Initially launched three years ago, the fast fashion giant’s skiwear line drew attention this season thanks to pop ups in Shanghai (all pink) and Verbier (igloo-shaped) with influencers heavily sharing the stores and merchandise. Zara’s approach to ski is less about showing off than showing up in something that’s “good looking for a good price,” said influencer Alice Lee, who purchased items at the Verbier popup.

The igloo-style Zara Ski pop-up in Verbier.
The igloo-style Zara Ski pop-up in Verbier.

The collection is “ideal for both the practice of the sport and the enjoyment of après-ski,” Zara said in a statement. The latter points to the importance of popular ‘ski culture’ beyond the actual sport, making for appealing content for brands and influencers alike.

In a bid for winter relevance, additional high-street players like Cos, Arket and Whistles have launched four-figure coats — well above their usual price range — in efforts to tap the dynamic outerwear category and align themselves with the season’s upscale image.

Beyond the high street, bright, white mountain settings lend themselves to wintery campaigns that idealise ski’s sporty aesthetic, romanticising a season otherwise grey and cold. Images from the 90s of Princess Diana elegantly gliding down the slopes are surely on many mood boards.

French designer Jacquemus — fashion’s reigning king of digitally-savvy marketing — doesn’t have a dedicated ski offer, but sought to balance its summery, Provençal image with a ski-inspired campaign in 2023, showing brand favourites like the red Chiquito bag on ski poles and snowy conveyor lifts, reigniting customer interest outside of their usual peak season. The same year, Jacquemus debuted its first mountain boutique in France’s celebrity-favourite ski destination Courchevel, which reopened this season.

Jacquemus is steering its seasonal marketing heavily towards skiing.
Jacquemus is steering its seasonal marketing heavily towards skiing.

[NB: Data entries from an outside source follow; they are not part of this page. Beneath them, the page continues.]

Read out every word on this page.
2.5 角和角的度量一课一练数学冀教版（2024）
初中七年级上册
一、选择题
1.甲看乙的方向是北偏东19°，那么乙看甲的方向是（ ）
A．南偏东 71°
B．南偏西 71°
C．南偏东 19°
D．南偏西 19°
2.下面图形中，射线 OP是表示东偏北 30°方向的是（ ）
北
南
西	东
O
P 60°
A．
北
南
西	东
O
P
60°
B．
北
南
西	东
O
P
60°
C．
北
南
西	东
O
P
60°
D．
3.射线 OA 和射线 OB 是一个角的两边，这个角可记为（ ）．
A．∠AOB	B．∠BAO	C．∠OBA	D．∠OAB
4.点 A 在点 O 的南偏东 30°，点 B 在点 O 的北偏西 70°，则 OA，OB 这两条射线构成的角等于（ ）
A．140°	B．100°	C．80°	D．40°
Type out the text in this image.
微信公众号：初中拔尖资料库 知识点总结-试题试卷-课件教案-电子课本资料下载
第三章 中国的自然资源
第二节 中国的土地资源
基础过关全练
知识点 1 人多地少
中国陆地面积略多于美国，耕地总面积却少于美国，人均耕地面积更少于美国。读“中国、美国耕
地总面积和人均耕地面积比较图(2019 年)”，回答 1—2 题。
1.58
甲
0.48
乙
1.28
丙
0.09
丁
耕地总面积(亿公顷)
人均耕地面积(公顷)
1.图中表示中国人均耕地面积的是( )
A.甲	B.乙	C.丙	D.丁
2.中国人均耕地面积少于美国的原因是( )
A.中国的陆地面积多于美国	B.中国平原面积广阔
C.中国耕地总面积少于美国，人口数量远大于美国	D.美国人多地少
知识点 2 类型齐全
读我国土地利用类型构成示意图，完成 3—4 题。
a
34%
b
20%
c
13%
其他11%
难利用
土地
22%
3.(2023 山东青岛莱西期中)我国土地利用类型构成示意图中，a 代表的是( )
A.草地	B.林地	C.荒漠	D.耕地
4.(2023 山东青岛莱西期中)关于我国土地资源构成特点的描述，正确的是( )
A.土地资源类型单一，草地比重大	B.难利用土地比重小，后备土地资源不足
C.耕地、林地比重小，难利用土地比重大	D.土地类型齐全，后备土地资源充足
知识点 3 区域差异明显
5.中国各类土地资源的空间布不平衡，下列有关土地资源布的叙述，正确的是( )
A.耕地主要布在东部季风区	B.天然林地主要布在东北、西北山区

A few weeks ago, fast-fashion retailer Boohoo organised an influencer ski trip, where little skiing but lots of ski-adjacent content was created by the invited influencers and Boohoo. “I spent every moment capturing all the details of the trip, bringing to life our branded elements, to our attendees, to the activities itself,” Boohoo’s social media lead Naomi Van Bunnens posted on Linkedin.

In the beauty space, too, winter vibes are getting laid on thick. In 2024, Kiehl’s inked a partnership with US ski resort Jackson Hole, launching a mountaintop skincare “lounge” that spotlighted products for cold climates. An accompanying campaign featured retro ski lockers and slogans about moisturising your Wenis (the often-dry skin on the elbow).

Kiehl's took to the slopes with slogans about moisturizing your Wenis.
Kiehl’s took to the slopes with slogans about moisturizing the Wenis.

In January 2025, Ilia collaborated with skiwear brand Halfdays to promote its moisturiser Barrier Build. The partnership featured a custom ski suit in Ilia’s signature rose shade (similar to the Zara Ski pink).

A lack of credibility and limited focus on performance has raised heaps of criticism for some of ski wear’s recent entrants. Posts claim the items are not waterproof and otherwise low quality.

Outerwear and sportswear traditionally needed to be as functional as they are aesthetic – unless you are there for the vibe, first and foremost, which is what brands seem to be betting. “Many people go for the atmosphere, they don’t really go skiing at all,” said Ogiste, “They think, ‘since I don’t need a performance outfit, Zara will get me through this trip.’ They can spend less money but still look the part.”

China’s Ski Boom

The momentum around skiing in collections and marketing is underpinned by long-term trends. The ski tourism industry is expected to grow to $5.7 billion by 2027, notably in China where the sport’s infrastructure has rapidly expanded.

Last year, 22 ski resorts were added, bringing China’s total count to 719, while the country registered a 16 percent increase in active skiers. In September, L+Snow, the world’s largest indoor ski resort, opened near Shanghai.

The skiing boom could be one reason outerwear players are outperforming an otherwise sluggish luxury market in China. Moncler has been one of the first brands to recover from a slowdown, with double-digit growth in Mainland China this winter.